Un lado Antártida


                                               
Barcelona, Ronda Guinardó, 2020

Me deslizo por el mapa,

 topo con el borde de la mesa,

y la intención cae sin vuelo.

Mis dedos insisten

en resistir el paso del trapo

del polvo del cemento

del teclado silente

de aquellas voces y ecos

sin alma pero con presencia. 

 

Mi lado Antártida  fatiga algunos buenos modales.

¿Vila-Matas?  Aquí, a dos mesas del bar en Francesc Macià,

aquí mismo, -yo misma-,

hay gente que lee con los labios

y   su logro es pronunciar una sílaba por cada paso.

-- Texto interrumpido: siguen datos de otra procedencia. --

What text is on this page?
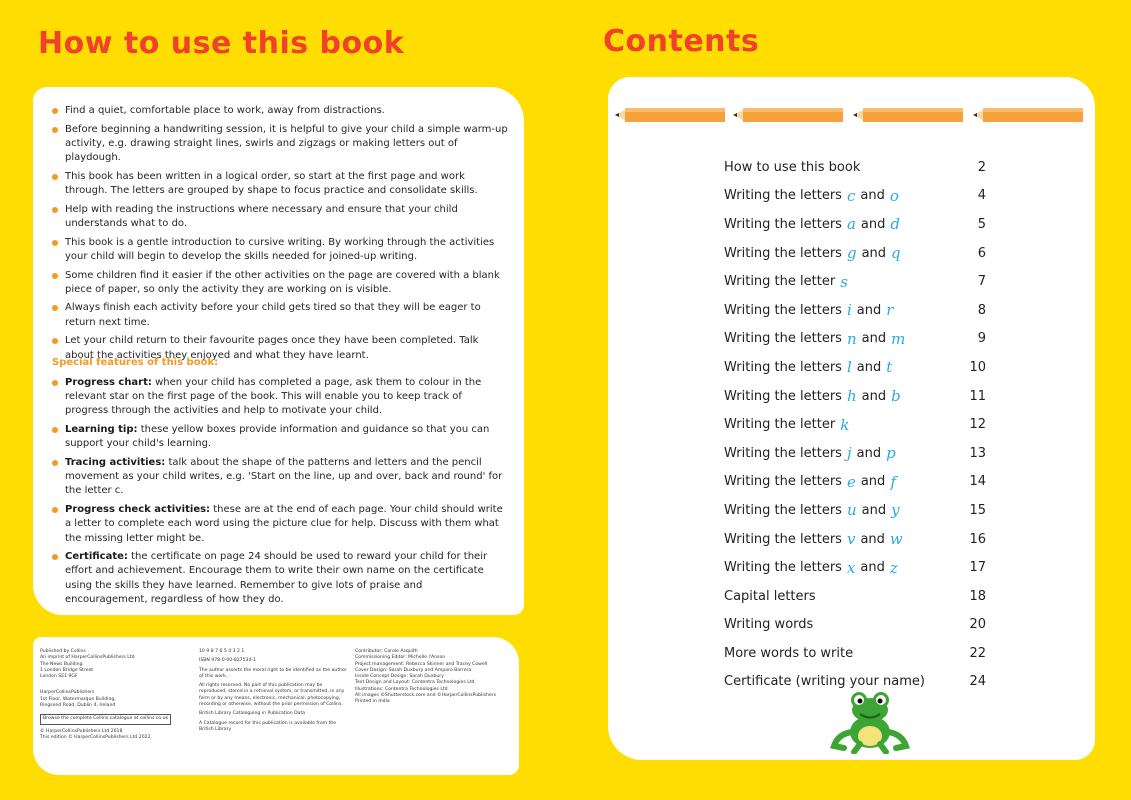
How to use this book
Find a quiet, comfortable place to work, away from distractions.
Before beginning a handwriting session, it is helpful to give your child a simple warm-up activity, e.g. drawing straight lines, swirls and zigzags or making letters out of playdough.
This book has been written in a logical order, so start at the first page and work through. The letters are grouped by shape to focus practice and consolidate skills.
Help with reading the instructions where necessary and ensure that your child understands what to do.
This book is a gentle introduction to cursive writing. By working through the activities your child will begin to develop the skills needed for joined-up writing.
Some children find it easier if the other activities on the page are covered with a blank piece of paper, so only the activity they are working on is visible.
Always finish each activity before your child gets tired so that they will be eager to return next time.
Let your child return to their favourite pages once they have been completed. Talk about the activities they enjoyed and what they have learnt.

Special features of this book:

Progress chart: when your child has completed a page, ask them to colour in the relevant star on the first page of the book. This will enable you to keep track of progress through the activities and help to motivate your child.
Learning tip: these yellow boxes provide information and guidance so that you can support your child's learning.
Tracing activities: talk about the shape of the patterns and letters and the pencil movement as your child writes, e.g. 'Start on the line, up and over, back and round' for the letter c.
Progress check activities: these are at the end of each page. Your child should write a letter to complete each word using the picture clue for help. Discuss with them what the missing letter might be.
Certificate: the certificate on page 24 should be used to reward your child for their effort and achievement. Encourage them to write their own name on the certificate using the skills they have learned. Remember to give lots of praise and encouragement, regardless of how they do.

Published by Collins
An imprint of HarperCollinsPublishers Ltd
The News Building
1 London Bridge Street
London SE1 9GF

HarperCollinsPublishers
1st Floor, Watermarque Building,
Ringsend Road, Dublin 4, Ireland

Browse the complete Collins catalogue at collins.co.uk

© HarperCollinsPublishers Ltd 2018
This edition © HarperCollinsPublishers Ltd 2022

10 9 8 7 6 5 4 3 2 1

ISBN 978-0-00-827534-1

The author asserts the moral right to be identified as the author of this work.

All rights reserved. No part of this publication may be reproduced, stored in a retrieval system, or transmitted, in any form or by any means, electronic, mechanical, photocopying, recording or otherwise, without the prior permission of Collins.

British Library Cataloguing in Publication Data

A Catalogue record for this publication is available from the British Library

Contributor: Carole Asquith
Commissioning Editor: Michelle l'Anson
Project management: Rebecca Skinner and Tracey Cowell
Cover Design: Sarah Duxbury and Amparo Barrera
Inside Concept Design: Sarah Duxbury
Text Design and Layout: Contentra Technologies Ltd
Illustrations: Contentra Technologies Ltd
All images ©Shutterstock.com and ©HarperCollinsPublishers
Printed in India
Contents
How to use this book	2
Writing the letters c and o	4
Writing the letters a and d	5
Writing the letters g and q	6
Writing the letter s	7
Writing the letters i and r	8
Writing the letters n and m	9
Writing the letters l and t	10
Writing the letters h and b	11
Writing the letter k	12
Writing the letters j and p	13
Writing the letters e and f	14
Writing the letters u and y	15
Writing the letters v and w	16
Writing the letters x and z	17
Capital letters	18
Writing words	20
More words to write	22
Certificate (writing your name)	24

No nos anteceden las huellas a la boca

ni los ojos nos llevan hasta Posavento.

 Nos quedamos en el lado Antártida,

donde los límites crecen en nitidez.


Aquí mismo -yo misma-

me aremolino ante el presentemiento de la locura.

 Cuánta dirección contraria en una zona tan fría. 

Posavento, por cierto, no es lector de mapas,

tiene hasta voz de lengua enredada,

y sigue afiliado a la Seguridad Social. 

A veces, llega el desplante.

Me giro y tomo otras fotografías

del lado Antártida de las palabras. 


 Mi lado lado Antártida se abrevó un rato en pantallas.

Me hice expedicionaria aliviada de no necesitar pasaporte, 

con pulmones sin zanjas y respiraciones inocuas,

como me gustan ahora las visitas a los lugares lejanos.

Hay días soleados y el lado se cuece en la orilla del Besós,

con la  tentación de remojarse los pies.

Allí la vida sigue hermosamente imprecisa

y la gente camina moviendo los labios,

los brazos, hablando sola y montando bicicleta. 


Mi lado gélido de la Antártida 

alivia el tiempo de espera 

del pago por la pulcritud de las mesas del bar,

 donde se  pierden los papeles, los modales,

 no hay mapas donde apoyar las huellas

y el viento se lleva las servilletas.

 Posavento aparece helado,

y se guarda el café que nadie le ha pedido.


Mi mamá lee moviendo los labios.

Mantiene un lado Antártida imbatible.